Achim Steiner, Sub-secretário das Nações Unidas e Diretor-adjunto do Programa das Nações Unidas para o Meio Ambiente (PNUMA), afirma: “o aterro tóxico em Abidjan realça muitos desafios, incluindo a urgência de reforçar tratados das Nações Unidas de modo a cobrir envio de resíduos tóxicos, especificamente transporte marítimo e resíduos perigosos, especificamente a Convenção Internacional para a Prevenção da Poluição por Navios (MARPOL) e a Convenção de Basileia, administrada pela UNEP. Isto deve incluir clarificação do respetivo âmbito de aplicação destes tratados”.
 
“Há claramente necessidade de outras ações. Levar a cabo uma avaliação total e no terreno da contaminação é uma delas.
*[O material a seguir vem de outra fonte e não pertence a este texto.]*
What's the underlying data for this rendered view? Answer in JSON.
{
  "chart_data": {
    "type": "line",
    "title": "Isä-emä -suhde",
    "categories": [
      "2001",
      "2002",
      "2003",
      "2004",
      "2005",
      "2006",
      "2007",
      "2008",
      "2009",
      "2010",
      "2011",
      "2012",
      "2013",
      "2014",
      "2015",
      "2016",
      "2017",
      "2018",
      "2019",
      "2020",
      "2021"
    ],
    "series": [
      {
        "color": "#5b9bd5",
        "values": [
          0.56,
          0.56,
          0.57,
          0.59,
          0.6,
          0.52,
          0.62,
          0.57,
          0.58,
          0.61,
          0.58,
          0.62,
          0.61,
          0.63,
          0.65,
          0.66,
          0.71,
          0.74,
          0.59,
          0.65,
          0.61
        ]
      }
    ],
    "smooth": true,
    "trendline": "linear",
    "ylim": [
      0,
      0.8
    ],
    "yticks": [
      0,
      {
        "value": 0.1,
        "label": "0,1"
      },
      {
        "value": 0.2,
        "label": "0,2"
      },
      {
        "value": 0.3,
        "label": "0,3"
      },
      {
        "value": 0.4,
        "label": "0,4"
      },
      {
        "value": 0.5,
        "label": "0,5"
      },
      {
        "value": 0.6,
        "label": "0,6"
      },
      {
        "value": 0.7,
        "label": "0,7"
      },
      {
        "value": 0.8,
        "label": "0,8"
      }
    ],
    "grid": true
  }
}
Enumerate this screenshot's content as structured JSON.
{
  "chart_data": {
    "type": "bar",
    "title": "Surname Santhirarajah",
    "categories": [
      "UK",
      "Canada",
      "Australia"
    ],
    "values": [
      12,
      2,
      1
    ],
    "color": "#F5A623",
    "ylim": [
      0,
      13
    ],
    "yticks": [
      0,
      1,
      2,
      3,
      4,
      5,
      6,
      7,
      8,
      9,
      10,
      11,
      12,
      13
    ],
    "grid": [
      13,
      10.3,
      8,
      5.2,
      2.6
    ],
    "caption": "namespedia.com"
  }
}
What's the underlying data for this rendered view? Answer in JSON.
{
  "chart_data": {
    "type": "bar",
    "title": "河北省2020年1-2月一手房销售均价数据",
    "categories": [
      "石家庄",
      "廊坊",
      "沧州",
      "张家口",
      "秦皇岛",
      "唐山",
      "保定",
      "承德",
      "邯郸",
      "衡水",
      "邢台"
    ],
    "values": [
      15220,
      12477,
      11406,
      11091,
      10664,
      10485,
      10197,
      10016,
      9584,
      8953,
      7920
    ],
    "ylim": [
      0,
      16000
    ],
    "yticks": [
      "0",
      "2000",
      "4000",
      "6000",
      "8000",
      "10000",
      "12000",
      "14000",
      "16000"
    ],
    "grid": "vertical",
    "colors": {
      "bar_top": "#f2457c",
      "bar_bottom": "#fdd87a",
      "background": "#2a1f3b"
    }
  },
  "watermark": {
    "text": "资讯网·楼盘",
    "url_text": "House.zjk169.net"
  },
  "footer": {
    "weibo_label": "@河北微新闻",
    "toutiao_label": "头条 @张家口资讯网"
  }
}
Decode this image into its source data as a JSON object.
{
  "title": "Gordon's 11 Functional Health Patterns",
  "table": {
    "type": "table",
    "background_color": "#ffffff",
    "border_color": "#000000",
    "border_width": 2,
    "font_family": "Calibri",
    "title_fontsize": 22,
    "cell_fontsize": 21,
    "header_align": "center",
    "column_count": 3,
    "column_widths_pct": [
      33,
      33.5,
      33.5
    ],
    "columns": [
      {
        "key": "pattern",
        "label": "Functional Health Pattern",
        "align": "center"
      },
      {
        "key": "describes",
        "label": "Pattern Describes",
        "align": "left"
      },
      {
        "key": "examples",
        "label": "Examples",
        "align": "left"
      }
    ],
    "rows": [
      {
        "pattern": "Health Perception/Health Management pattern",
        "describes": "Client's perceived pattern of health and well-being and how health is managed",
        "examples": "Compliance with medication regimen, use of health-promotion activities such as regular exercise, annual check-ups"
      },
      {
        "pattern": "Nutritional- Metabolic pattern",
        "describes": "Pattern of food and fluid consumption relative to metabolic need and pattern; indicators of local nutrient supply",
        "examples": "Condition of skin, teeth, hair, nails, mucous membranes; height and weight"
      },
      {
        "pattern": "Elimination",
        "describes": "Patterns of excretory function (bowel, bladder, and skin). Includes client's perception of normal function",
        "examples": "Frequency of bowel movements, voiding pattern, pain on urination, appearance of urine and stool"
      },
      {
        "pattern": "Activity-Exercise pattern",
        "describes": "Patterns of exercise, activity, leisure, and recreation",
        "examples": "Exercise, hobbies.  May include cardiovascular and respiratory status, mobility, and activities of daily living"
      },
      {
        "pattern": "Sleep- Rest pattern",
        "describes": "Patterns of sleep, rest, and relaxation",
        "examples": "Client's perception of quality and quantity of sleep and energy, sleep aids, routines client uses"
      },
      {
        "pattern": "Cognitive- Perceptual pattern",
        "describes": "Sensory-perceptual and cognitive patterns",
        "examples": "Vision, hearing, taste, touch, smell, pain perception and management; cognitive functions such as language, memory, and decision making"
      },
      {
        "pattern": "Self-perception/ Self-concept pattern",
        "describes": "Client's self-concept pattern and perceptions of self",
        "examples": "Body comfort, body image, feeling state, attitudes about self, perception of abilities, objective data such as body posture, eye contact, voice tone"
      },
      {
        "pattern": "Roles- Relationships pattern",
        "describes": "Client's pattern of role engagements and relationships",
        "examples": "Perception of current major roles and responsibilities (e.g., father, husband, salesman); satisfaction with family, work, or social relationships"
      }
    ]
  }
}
Outra ação seria os Estados-membros das Nações Unidas mostrarem solidariedade com os povos vulneráveis, impondo a emenda de proibição à Convenção de Basileia, proibindo finalmente a exportação de resíduos tóxicos de países desenvolvidos para países vulneráveis em vias de desenvolvimento”, afirma Achim Steiner.
 
O relatório é divulgado enquanto os Estados parte da Convenção de Basileia reúnem em Genebra, fornecendo uma oportunidade de assegurar que os resíduos tóxicos resultantes de processos industriais a bordo dos navios nunca mais possam ser despejados em países em vias de desenvolvimento.